Hickenlooper glides by Colorado’s allegedly Independent Ethics Commission

Contributing Columnist

Before publicly debating its ruling on whether Gov. John Hickenlooper violated ethical standards last year by hosting the Democratic Governors’ Association meeting in Aspen, Colorado’s Independent Ethics Commission went into executive session Monday morning to confer with their attorney. Apparently in the Passover spirit they must have slit the throat of a lamb, drained its blood and examined the entrails for legal guidance, perhaps augmented with an assist from a snorted elixir of powdered lizard gizzard, eye of newt and skin of Bufo alvarius. The Commissioners returned from these deliberations steadfast in their conclusion that the sauce previously administered to the goose would never do for the gander. Much like the Council of Trent’s theory of transubstantiation, the Commission found that “hosting” infuses an innocence, which defies human understanding, to all subsequent proceedings, or, as Richard Nixon explained his behavior to David Frost, “…when the President does it, that means it’s not illegal.”

Former U.S. Attorney Bill Leone, who was recently appointed to the Ethics Commission, chaired the proceedings. When Leone observed that both the Gessler case and the Governor’s complaint seemed to be pushing the Commission towards a posture that would find partisan involvement by an elected official (at any time, for any reason) to be intrinsically unethical, he was summarily upbraided by Jack Finlaw, attorney for the Governor. Finlaw wanted to establish the difference between these two cases, which he alleged had absolutely nothing in common. One difference, of course, was the fact that the Commission had denied Suzanne Staiert, the Deputy Secretary of State, to appear on his behalf. It had determined that Gessler’s decision to attend a Republican Election Law meeting occurred in his private capacity and not as a part of his official duties. Five staffers, by contrast, represented the Governor at the hearing, at least three of whom were attorneys, all presumably attending at taxpayer expense. So much for equal treatment.

There was no objection to the characterization of the DGA event as one primarily designed to serve a “partisan fundraising purpose,” with a handful of “issue discussion” workshops organized to provide a patina of policy seriousness.
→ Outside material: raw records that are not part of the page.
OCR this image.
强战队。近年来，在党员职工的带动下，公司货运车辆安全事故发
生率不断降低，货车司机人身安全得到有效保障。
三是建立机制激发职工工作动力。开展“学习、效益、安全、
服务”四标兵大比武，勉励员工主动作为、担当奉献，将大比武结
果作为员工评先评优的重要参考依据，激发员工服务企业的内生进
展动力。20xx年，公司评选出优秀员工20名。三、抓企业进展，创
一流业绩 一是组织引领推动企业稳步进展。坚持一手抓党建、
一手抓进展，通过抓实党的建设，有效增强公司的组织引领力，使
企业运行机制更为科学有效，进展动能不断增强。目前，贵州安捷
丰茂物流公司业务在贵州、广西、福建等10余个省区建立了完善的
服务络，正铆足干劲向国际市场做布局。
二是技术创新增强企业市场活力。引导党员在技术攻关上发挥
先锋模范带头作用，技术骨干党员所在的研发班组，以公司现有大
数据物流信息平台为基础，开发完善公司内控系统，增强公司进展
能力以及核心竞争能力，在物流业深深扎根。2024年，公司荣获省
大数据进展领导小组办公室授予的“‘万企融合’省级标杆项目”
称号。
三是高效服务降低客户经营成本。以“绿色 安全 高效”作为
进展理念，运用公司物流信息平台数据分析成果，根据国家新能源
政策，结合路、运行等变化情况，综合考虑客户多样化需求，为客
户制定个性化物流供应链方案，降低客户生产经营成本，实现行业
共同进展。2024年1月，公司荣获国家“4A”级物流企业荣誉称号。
The information provided to the Governor before his seating at the evening’s banquet, scheduled for the Little Nell, included helpful reminders that he was placed between Mr. $100,000 and Mr. $75,000, generous donors to the DGA. It seems unlikely these gentlemen wrote their checks because of an abiding personal commitment to good government. In fact it could be argued that theirs is precisely the kind of influence peddling and access purchasing that voters were attempting to rein in when they originally approved the Independent Ethics Commission. Yet the Ethics Commissioners, who dismissed the Compass Colorado complaint as frivolous on a 4-1 vote, did not acknowledge this possibility. Former State Rep. Matt Smith, who ineptly chaired the Gessler hearings, continued to argue that a little more investigation just might uncover something other than the shriekingly obvious pay-to-play access game the Commission was choosing to ignore.

Commissioners dutifully expressed their belief that the Governor was simply executing his responsibilities as Governor by hosting the DGA event, a conclusion with which I do not quarrel. But their finding that the freebies extended to the Governor and his staff did not exceed the value of their contributions to the event — in the case of the Governor — including his schmoozing of fat cat donors, requires an ethical elasticity that I simply can’t manage without risking an intellectual hernia. There was much idle discussion of the implications of the recent McCutcheon decision by the U.S. Supreme Court and the appropriate role of fundraising in our political system. Should the IEC ever rule on questions of contribution regulation? Is a fundraiser a protected activity for any officeholder under the First Amendment? Is the use of state monies (taxpayer dollars) to support partisan political activity ever or never appropriate?

Secretary of State Gessler (and now a designated Republican candidate for Governor) filed a request for reconsideration of the Commission’s previous finding that he had unethically enriched himself by attending a Republican Election Law forum at which he had been invited to speak. Apparently, according to the Ethics Commission, he would have been better off if his excursion had been a blatant Republican fundraiser. Although Gessler voluntarily reimbursed the direct travel costs initially charged to his discretionary office account, the Commission chose to fine him an equal amount so he would have to pay twice for his trip. All this is on appeal in the courts, a circumstance the Commissioners hid behind, when they denied the request for a rehearing in light of their decision in the Hickenlooper case. Much like Pontius Pilate, they decided that equal treatment was beyond their grasp. A Good Friday gift for us all!

Miller Hudson is a public affairs consultant in Denver.